The avocado is an interesting fruit, a hold-over from a time long past. The seed is too large for most of today’s animals to properly disperse, and for two million years it barely survived on the backs of rodents before the Aztecs began cultivating them for food. Today, the avocado’s existence is again threatened, but not by underuse. In fact, the opposite is true: humans are eating too many of them.
Although America’s infatuation with avocados seems to be far from over, the supply chain may put a damper on the fast-growing favorite. For nearly 200 years, avocados were one of many crops produced in Mexico, including corn, soybeans and sugar. When it reached “superfood” status, however, things began to change. U.S. consumption has grown between 10% and 30% every year since 2010, according to the Hass Avocado Board, and Mexican producers cannot keep up with American demand.

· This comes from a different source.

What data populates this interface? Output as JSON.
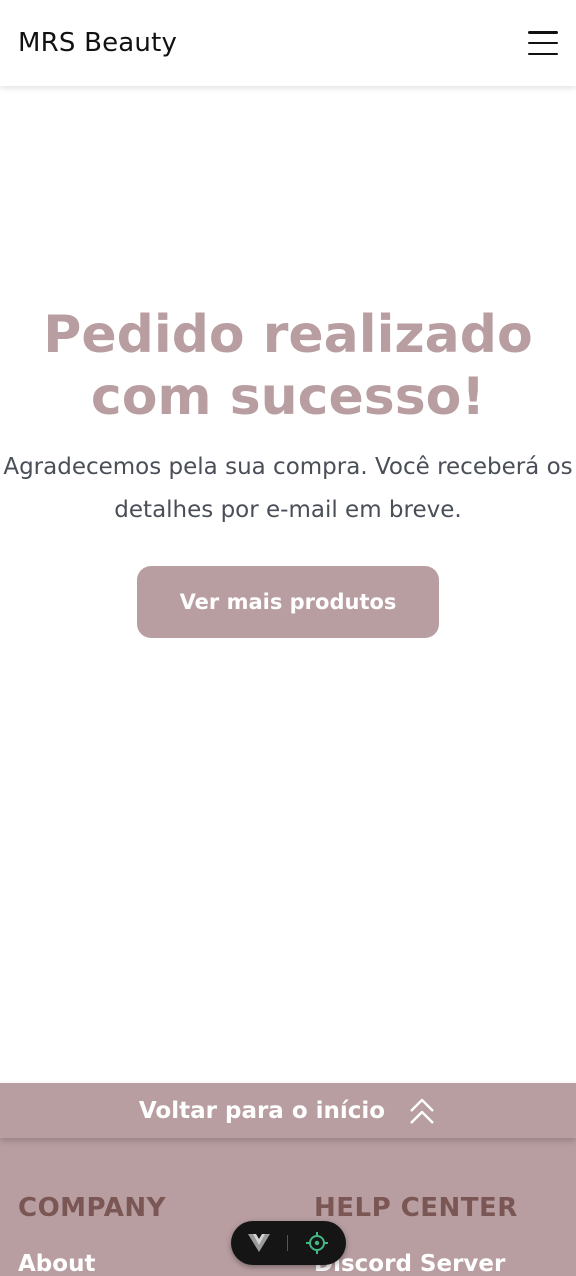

The rising costs of avocados have priced out the very families who farm the crop, according to National Geographic. Farmers instead have become more willing to maximize earnings by exhausting their land and water resources. It takes nearly 100 gallons of water to create one pound of avocados, and aquifers in Chile and Mexico are being drained quicker than they can be replenished. Clearly, drought concerns on the West Coast have also put a damper on avocado production. In Florida, the second largest supplier of avocados in the U.S., farmers are fighting laurel wilt which is devastating crops and limiting an important source of international supply.
Managing supply and demand is always a fickle business, especially when it comes to perishable crops that humans don’t have complete control over. Will avocados reach a breaking point in sustainability? If another superfood doesn’t supplant America’s newest darling, I think it’s safe to say it will. The only question is: when?